This was a research project with Lucy Suchman and Endre Dányi at Centre for Science Studies, Lancaster University. It reconceptualised innovation through a comparison of three different sites of social, technological and political invention: an internationally recognised centre of technology in Silicon Valley, USA; small-scale high-tech industry on the remote Orkney Islands, Scotland; and the centre of democratic politics in Hungary.
We asked, what counts as ‘innovation’ and how does the ‘new’ come to be, in an era when ‘innovation’ is assumed to be an unquestioned good?
Few words appear more frequently in contemporary public discourse than the term ‘innovation’. Yet most discussions are surprisingly repetitive in their assumptions. Popular representations tend to treat innovation as the result of universally relevant acts of individual genius, while paying little attention to particular places and culturally specific practices of transformative change.

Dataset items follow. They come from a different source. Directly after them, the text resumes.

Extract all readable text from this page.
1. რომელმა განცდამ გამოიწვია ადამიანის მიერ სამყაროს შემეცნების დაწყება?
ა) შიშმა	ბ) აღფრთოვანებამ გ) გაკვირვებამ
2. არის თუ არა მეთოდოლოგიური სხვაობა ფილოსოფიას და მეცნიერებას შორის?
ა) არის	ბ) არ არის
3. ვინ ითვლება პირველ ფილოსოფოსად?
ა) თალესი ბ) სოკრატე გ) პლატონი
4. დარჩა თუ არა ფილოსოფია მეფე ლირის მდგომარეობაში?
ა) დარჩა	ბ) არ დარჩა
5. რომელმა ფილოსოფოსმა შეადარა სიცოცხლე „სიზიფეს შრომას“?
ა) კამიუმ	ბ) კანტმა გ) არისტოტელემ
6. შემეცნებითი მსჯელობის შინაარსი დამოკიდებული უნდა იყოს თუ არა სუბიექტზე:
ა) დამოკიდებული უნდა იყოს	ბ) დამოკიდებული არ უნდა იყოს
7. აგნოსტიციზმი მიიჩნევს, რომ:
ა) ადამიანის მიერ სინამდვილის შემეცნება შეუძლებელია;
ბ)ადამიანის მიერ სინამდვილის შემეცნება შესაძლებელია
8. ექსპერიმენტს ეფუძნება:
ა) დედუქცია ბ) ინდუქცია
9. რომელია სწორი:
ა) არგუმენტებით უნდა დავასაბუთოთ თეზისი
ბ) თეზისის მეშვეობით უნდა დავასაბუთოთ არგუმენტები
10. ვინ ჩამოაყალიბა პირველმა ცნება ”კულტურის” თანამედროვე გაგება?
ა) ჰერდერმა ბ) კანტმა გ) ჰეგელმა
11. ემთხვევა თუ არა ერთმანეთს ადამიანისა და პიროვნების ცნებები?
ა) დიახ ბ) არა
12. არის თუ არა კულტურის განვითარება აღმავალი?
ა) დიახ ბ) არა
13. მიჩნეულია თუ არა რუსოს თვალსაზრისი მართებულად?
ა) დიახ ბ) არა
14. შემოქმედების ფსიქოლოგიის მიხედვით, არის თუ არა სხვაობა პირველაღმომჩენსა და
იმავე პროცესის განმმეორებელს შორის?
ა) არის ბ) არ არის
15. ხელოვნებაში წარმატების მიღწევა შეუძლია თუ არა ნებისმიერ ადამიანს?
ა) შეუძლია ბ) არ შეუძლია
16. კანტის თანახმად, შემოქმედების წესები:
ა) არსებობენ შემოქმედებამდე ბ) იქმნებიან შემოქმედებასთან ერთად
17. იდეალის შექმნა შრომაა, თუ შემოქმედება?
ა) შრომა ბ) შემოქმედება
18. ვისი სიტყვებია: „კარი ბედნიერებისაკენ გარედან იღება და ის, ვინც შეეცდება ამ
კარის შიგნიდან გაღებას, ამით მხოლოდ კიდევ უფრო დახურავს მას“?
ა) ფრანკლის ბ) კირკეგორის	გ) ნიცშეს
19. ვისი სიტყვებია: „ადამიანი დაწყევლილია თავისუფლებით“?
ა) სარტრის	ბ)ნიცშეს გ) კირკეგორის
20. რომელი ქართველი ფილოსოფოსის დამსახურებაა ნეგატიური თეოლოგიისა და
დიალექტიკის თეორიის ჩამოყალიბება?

The project hopes to contribute to critical studies of innovation, through comparative analysis of three very different sites of future-making,
–Xerox Palo Alto Research Center (PARC), an internationally recognised centre of technology research and development in Silicon Valley, United States;
–Small scale high-tech industry on the remote archipelago of Orkney, Scotland, a location with European significance for innovation in renewable energy and sustainable technologies.
–The Hungarian Parliament, an iconic building in the centre of Budapest that is both older and younger than liberal democracy in Central and Eastern Europe.
Our aim was to explore resemblances and differences between forms of innovation that have traditionally not been considered in juxtaposition: the design of new technologies and the creation of new political orderings. A further intersection is afforded by the role of information and communications technologies as both the objects of, and the resources for, action in these sites.